Recovering of Qfabric Director when it is stuck in the "Cluster Init" State.
[Cluster Initialization]: Cluster node is shutting down
[Cluster Initialization]: Stopping cluster service operations
[Cluster Initialization]: Stopping compute node services
[Cluster Initialization]: Stopping cluster resources
[Cluster Initialization]: Shutting down the cluster
[Cluster Initialization]: Migrating dcfservice:dcf_svc to dg1
[Cluster Initialization]: Migrating service:pbccif_svc0 to dg1
[Cluster Initialization]: Migrating service:pblb_dhcp_svc0 to dg1
[Cluster Initialization]: Stopping NFS services on local node: dg0
nfsd: last server has exited
nfsd: unexporting all filesystems
[Cluster Initialization]: Forcing stop of CCIF services on local node: dg0
[Cluster Initialization]: Stopping GFS services on local node: dg0
[Cluster Initialization]: Cluster services shut down sucessfully
[Cluster Initialization]: Successful cluster shutdown.
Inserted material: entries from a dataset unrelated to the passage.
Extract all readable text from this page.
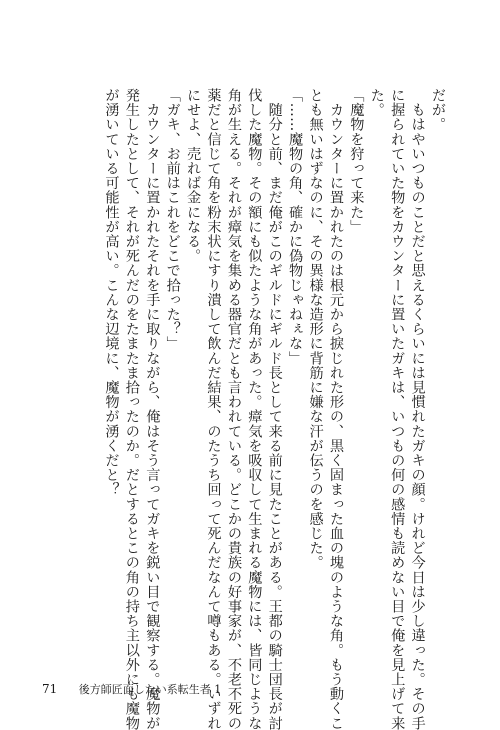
だが。

　もはやいつものことだと思えるくらいには見慣れたガキの顔。けれど今日は少し違った。その手

に握られていた物をカウンターに置いたガキは、いつもの何の感情も読めない目で俺を見上げて来

た。

「魔物を狩って来た」

　カウンターに置かれたのは根元から捩じれた形の、黒く固まった血の塊のような角。もう動くこ

とも無いはずなのに、その異様な造形に背筋に嫌な汗が伝うのを感じた。

「……魔物の角、確かに偽物じゃねぇな」

　随分と前、まだ俺がこのギルドにギルド長として来る前に見たことがある。王都の騎士団長が討

伐した魔物。その額にも似たような角があった。瘴気を吸収して生まれる魔物には、皆同じような

角が生える。それが瘴気を集める器官だとも言われている。どこかの貴族の好事家が、不老不死の

薬だと信じて角を粉末状にすり潰して飲んだ結果、のたうち回って死んだなんて噂もある。いずれ

にせよ、売れば金になる。

「ガキ、お前はこれをどこで拾った？」

　カウンターに置かれたそれを手に取りながら、俺はそう言ってガキを鋭い目で観察する。魔物が

発生したとして、それが死んだのをたまたま拾ったのか。だとするとこの角の持ち主以外にも魔物

が湧いている可能性が高い。こんな辺境に、魔物が湧くだと？

71 後方師匠面したい系転生者 1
- This condition can occur when the GFS filesystem has I/O error. And the DG
dg kernel: GFS: fsid=sfc_pb_cluster:pbfs.0: fatal: I/O error
dg kernel: GFS: fsid=sfc_pb_cluster:pbfs.0: block = 22452641
dg kernel: GFS: fsid=sfc_pb_cluster:pbfs.0: function = gfs_bd_ail_tryremove
dg kernel: GFS: fsid=sfc_pb_cluster:pbfs.0: file = /builddir/build/BUILD/gfs-kmod-0.1.34/_kmod_build_/src/gfs/dio.h, line = 184
dg kernel: GFS: fsid=sfc_pb_cluster:pbfs.0: time = 1552874718
dg kernel: GFS: fsid=sfc_pb_cluster:pbfs.0: about to withdraw from the cluster
dg kernel: GFS: fsid=sfc_pb_cluster:pbfs.0: telling LM to withdraw
dg cn_monitor: Failed to fetch clustered storage available space
- To Recover the DG, isolate the DG from the Cluster by shutting down the DG. The following command can be used:
[root@dg1 ~]# shutdown -h now
Broadcast message from root (ttyS0) (Wed Mar 20 17:52:16 2019):
The system is going down for system halt NOW!
- Once the system is fully halted, remove the power cables from the back of the DG and make sure no input goes from the console.
- Remove all the network cables (CPE) from the DG (make a note of the same which cable is connecting to which device).
- Once isolated, reboot the DG as a standalone, fully separated from the Qfabric cluster.
- After the reboot the DG will ask for Centos option to choose. Select as highlighted:

- We have to enter Grub menu and edit the current kernel boot options (press ESC to cancel automated boot process, then select the top kernel option and press “e” to edit it) – we will see a line similar to:
kernel /vmlinuz-2.6.18-410.el5 ro root=/dev/VolGroup00/LogVol00 console=ttyS0 crashkernel=128M@16M acpi=off reboot=b,w,k,f,p,t quiet
- We have to edit it and add “single” (see below) to the end of the line, then proceed with system boot up – this will bring you to single user mode.
kernel /vmlinuz-2.6.18-410.el5 ro root=/dev/VolGroup00/LogVol00 console=ttyS0 crashkernel=128M@16M acpi=off reboot=b,w,k,f,p,t quiet
single
- Once we are in single user mode, you will have the option to do fsck.gfs.
- “/sbin/fsck.gfs -y /dev/sda3 <<<<<<This will recover the DG from cluster-init state.
- Once the recovery is done. Then collect the necessary logs and proceed accordingly.